Une voiture signée Hydro-Québec

En 2020… Après des décennies d’incertitude, la voiture électrique made in Québec est enfin devenue réalité. Hydro-Québec est un joueur important sur l’échiquier mondial avec la production en série du moteur développé par sa filiale TM4, en plus d’avoir largement remplacé les pétrolières dans la province par son système d’approvisionnement électrique.

par Patrick Bellerose




Qui propose l’idée?

Lors d’une conférence de presse en juin 2009, Claude Béchard, le ministre québécois des Ressources naturelles d’alors, a évoqué «une chaîne québécoise [...], de la production de l’énergie jusqu’à la production de l’automobile». Il venait d’annoncer, au côté du pdg d’Hydro-Québec, Thierry Vandal, un partenariat entre Ford et la société d’État pour tester la Escape Hybride au Québec.
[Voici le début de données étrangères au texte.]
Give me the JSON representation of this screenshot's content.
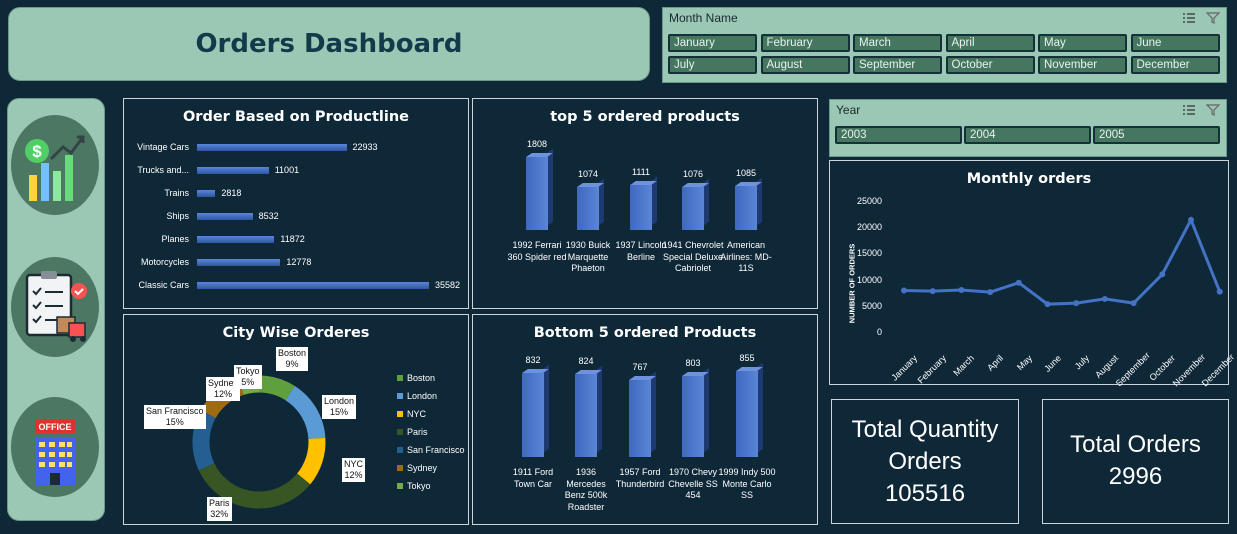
{
  "dashboard": {
    "title": "Orders Dashboard"
  },
  "month_slicer": {
    "label": "Month Name",
    "months": [
      "January",
      "February",
      "March",
      "April",
      "May",
      "June",
      "July",
      "August",
      "September",
      "October",
      "November",
      "December"
    ]
  },
  "year_slicer": {
    "label": "Year",
    "years": [
      "2003",
      "2004",
      "2005"
    ]
  },
  "sidebar": {
    "icons": [
      "finance-chart-icon",
      "clipboard-delivery-icon",
      "office-building-icon"
    ],
    "office_sign": "OFFICE"
  },
  "colors": {
    "bar": "#4472c4",
    "panel_bg": "#0f2838",
    "accent": "#9bc8b4",
    "button": "#45765f"
  },
  "productline_chart": {
    "title": "Order Based on Productline"
  },
  "top5_chart": {
    "title": "top 5 ordered products"
  },
  "city_chart": {
    "title": "City Wise Orderes"
  },
  "bottom5_chart": {
    "title": "Bottom 5 ordered Products"
  },
  "monthly_chart": {
    "title": "Monthly orders",
    "ylabel": "NUMBER OF ORDERS"
  },
  "kpi": {
    "quantity": {
      "line1": "Total Quantity",
      "line2": "Orders",
      "value": "105516"
    },
    "orders": {
      "line1": "Total Orders",
      "value": "2996"
    }
  },
  "chart_data": [
    {
      "type": "bar",
      "orientation": "horizontal",
      "title": "Order Based on Productline",
      "categories": [
        "Vintage Cars",
        "Trucks and...",
        "Trains",
        "Ships",
        "Planes",
        "Motorcycles",
        "Classic Cars"
      ],
      "values": [
        22933,
        11001,
        2818,
        8532,
        11872,
        12778,
        35582
      ]
    },
    {
      "type": "bar",
      "title": "top 5 ordered products",
      "categories": [
        "1992 Ferrari 360 Spider red",
        "1930 Buick Marquette Phaeton",
        "1937 Lincoln Berline",
        "1941 Chevrolet Special Deluxe Cabriolet",
        "American Airlines: MD-11S"
      ],
      "values": [
        1808,
        1074,
        1111,
        1076,
        1085
      ]
    },
    {
      "type": "pie",
      "title": "City Wise Orderes",
      "categories": [
        "Boston",
        "London",
        "NYC",
        "Paris",
        "San Francisco",
        "Sydney",
        "Tokyo"
      ],
      "values": [
        9,
        15,
        12,
        32,
        15,
        12,
        5
      ],
      "labels": [
        "9%",
        "15%",
        "12%",
        "32%",
        "15%",
        "12%",
        "5%"
      ],
      "colors": [
        "#5f9f3e",
        "#5b9bd5",
        "#ffc000",
        "#375623",
        "#255e91",
        "#9e6a13",
        "#70ad47"
      ],
      "legend": "right"
    },
    {
      "type": "bar",
      "title": "Bottom 5 ordered Products",
      "categories": [
        "1911 Ford Town Car",
        "1936 Mercedes Benz 500k Roadster",
        "1957 Ford Thunderbird",
        "1970 Chevy Chevelle SS 454",
        "1999 Indy 500 Monte Carlo SS"
      ],
      "values": [
        832,
        824,
        767,
        803,
        855
      ]
    },
    {
      "type": "line",
      "title": "Monthly orders",
      "ylabel": "NUMBER OF ORDERS",
      "x": [
        "January",
        "February",
        "March",
        "April",
        "May",
        "June",
        "July",
        "August",
        "September",
        "October",
        "November",
        "December"
      ],
      "values": [
        8100,
        8000,
        8200,
        7800,
        9600,
        5500,
        5700,
        6500,
        5700,
        11200,
        21600,
        7900
      ],
      "ylim": [
        0,
        25000
      ],
      "yticks": [
        0,
        5000,
        10000,
        15000,
        20000,
        25000
      ],
      "grid": false
    }
  ]
}
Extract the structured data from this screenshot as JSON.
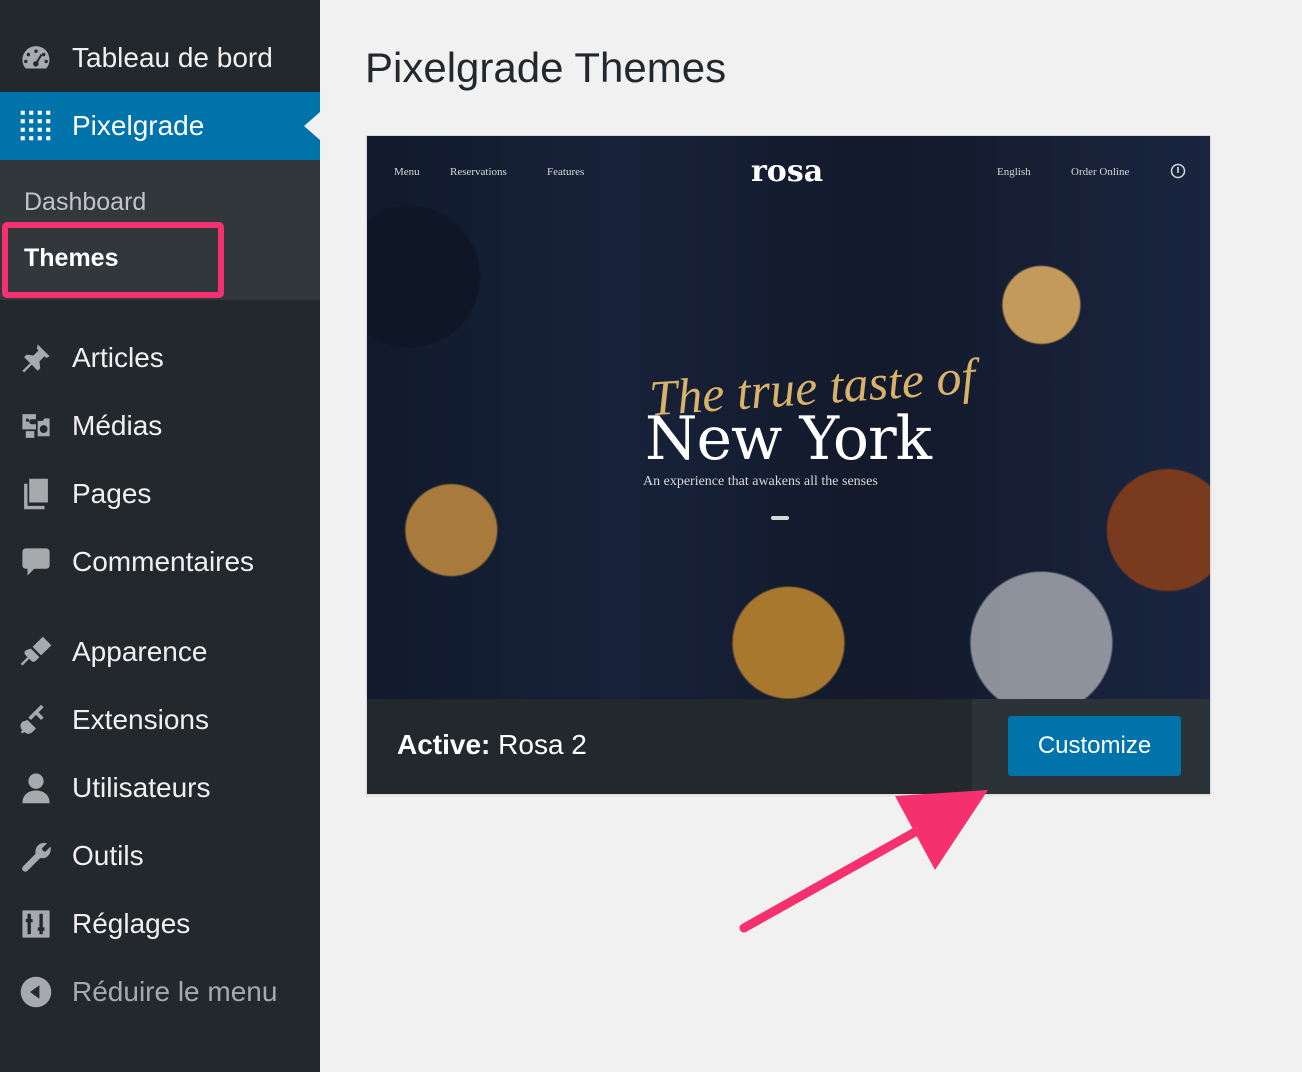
{
  "sidebar": {
    "items": [
      {
        "label": "Tableau de bord",
        "icon": "dashboard-icon"
      },
      {
        "label": "Pixelgrade",
        "icon": "grid-dots-icon"
      },
      {
        "label": "Articles",
        "icon": "pushpin-icon"
      },
      {
        "label": "Médias",
        "icon": "media-icon"
      },
      {
        "label": "Pages",
        "icon": "pages-icon"
      },
      {
        "label": "Commentaires",
        "icon": "comment-icon"
      },
      {
        "label": "Apparence",
        "icon": "paintbrush-icon"
      },
      {
        "label": "Extensions",
        "icon": "plugin-icon"
      },
      {
        "label": "Utilisateurs",
        "icon": "user-icon"
      },
      {
        "label": "Outils",
        "icon": "wrench-icon"
      },
      {
        "label": "Réglages",
        "icon": "settings-sliders-icon"
      }
    ],
    "submenu": [
      {
        "label": "Dashboard"
      },
      {
        "label": "Themes"
      }
    ],
    "collapse_label": "Réduire le menu"
  },
  "main": {
    "title": "Pixelgrade Themes",
    "theme": {
      "active_prefix": "Active:",
      "active_name": " Rosa 2",
      "customize_label": "Customize",
      "screenshot": {
        "nav_left": [
          "Menu",
          "Reservations",
          "Features"
        ],
        "logo": "rosa",
        "nav_right": [
          "English",
          "Order Online"
        ],
        "script_line": "The true taste of",
        "headline": "New York",
        "subline": "An experience that awakens all the senses"
      }
    }
  },
  "colors": {
    "accent": "#0073aa",
    "highlight": "#f4306f",
    "sidebar_bg": "#23282d"
  }
}
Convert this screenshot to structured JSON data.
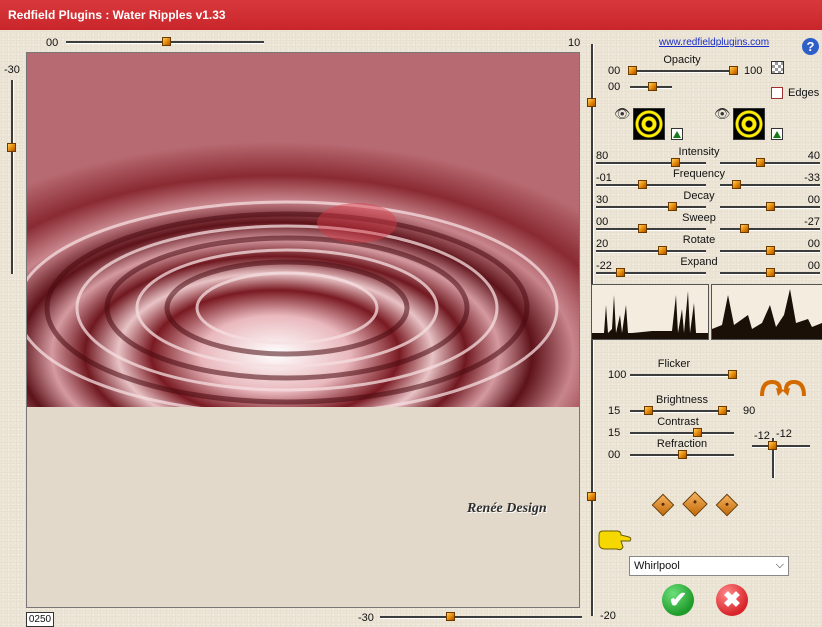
{
  "window": {
    "title": "Redfield Plugins : Water Ripples v1.33"
  },
  "top_slider": {
    "min_label": "00",
    "max_label": "10"
  },
  "left_slider": {
    "label": "-30"
  },
  "bottom": {
    "frame_label": "0250",
    "slider_label": "-30",
    "right_label": "-20"
  },
  "website": "www.redfieldplugins.com",
  "help_icon": "?",
  "watermark": "Renée Design",
  "opacity": {
    "title": "Opacity",
    "left": "00",
    "right": "100",
    "second_left": "00"
  },
  "edges": {
    "label": "Edges",
    "checked": false
  },
  "params": [
    {
      "name": "Intensity",
      "left": "80",
      "right": "40"
    },
    {
      "name": "Frequency",
      "left": "-01",
      "right": "-33"
    },
    {
      "name": "Decay",
      "left": "30",
      "right": "00"
    },
    {
      "name": "Sweep",
      "left": "00",
      "right": "-27"
    },
    {
      "name": "Rotate",
      "left": "20",
      "right": "00"
    },
    {
      "name": "Expand",
      "left": "-22",
      "right": "00"
    }
  ],
  "lighting": {
    "flicker": {
      "label": "Flicker",
      "value": "100"
    },
    "brightness": {
      "label": "Brightness",
      "value": "15",
      "right": "90"
    },
    "contrast": {
      "label": "Contrast",
      "value": "15"
    },
    "refraction": {
      "label": "Refraction",
      "value": "00"
    },
    "light_x": "-12",
    "light_y": "-12"
  },
  "preset": {
    "selected": "Whirlpool"
  },
  "icons": {
    "help": "help-icon",
    "eye": "eye-icon",
    "pattern": "pattern-swatch-icon",
    "arrows": "rotate-arrows-icon",
    "dice": "dice-icon",
    "hand": "pointing-hand-icon",
    "ok": "checkmark-icon",
    "cancel": "cross-icon"
  },
  "colors": {
    "titlebar": "#c9262b",
    "accent": "#e08000",
    "ok": "#1f9b2a",
    "cancel": "#d8242a"
  }
}
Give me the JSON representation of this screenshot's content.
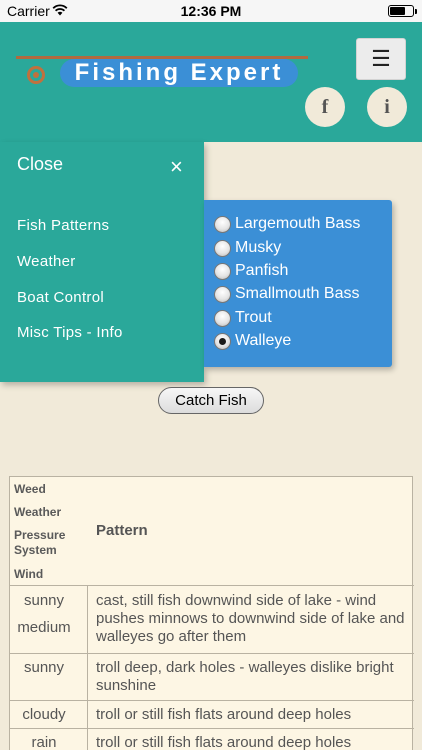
{
  "status_bar": {
    "carrier": "Carrier",
    "time": "12:36 PM"
  },
  "header": {
    "title": "Fishing Expert",
    "menu_icon": "hamburger-icon",
    "facebook_label": "f",
    "info_label": "i"
  },
  "drawer": {
    "close_label": "Close",
    "close_icon": "×",
    "items": [
      "Fish Patterns",
      "Weather",
      "Boat Control",
      "Misc Tips - Info"
    ]
  },
  "fish_options": [
    {
      "label": "Largemouth Bass",
      "selected": false
    },
    {
      "label": "Musky",
      "selected": false
    },
    {
      "label": "Panfish",
      "selected": false
    },
    {
      "label": "Smallmouth Bass",
      "selected": false
    },
    {
      "label": "Trout",
      "selected": false
    },
    {
      "label": "Walleye",
      "selected": true
    }
  ],
  "catch_button": "Catch Fish",
  "table": {
    "headers": {
      "weed": "Weed",
      "weather": "Weather",
      "pressure": "Pressure System",
      "wind": "Wind",
      "pattern": "Pattern"
    },
    "rows": [
      {
        "conditions": [
          "sunny",
          "medium"
        ],
        "pattern": "cast, still fish downwind side of lake - wind pushes minnows to downwind side of lake and walleyes go after them"
      },
      {
        "conditions": [
          "sunny"
        ],
        "pattern": "troll deep, dark holes - walleyes dislike bright sunshine"
      },
      {
        "conditions": [
          "cloudy"
        ],
        "pattern": "troll or still fish flats around deep holes"
      },
      {
        "conditions": [
          "rain"
        ],
        "pattern": "troll or still fish flats around deep holes"
      }
    ]
  }
}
But de l’opération : voir comment ce petit VUS pourrait être intégré au réseau électrique.

Mais le ministre Béchard faisait également référence à de nombreux autres projets qui pourraient bientôt se réaliser. Par exemple, Hydro-Québec a conclu une entente en janvier dernier avec le constructeur indien Tata Motors, afin de fournir un moteur électrique à plus de 100 voitures qui seront mises à l’essai en Norvège pendant l’hiver 2009-2010. Après plus de 10 années de déboires, le moteur de la filiale TM4 de la société d’État pourrait donc trouver un débouché.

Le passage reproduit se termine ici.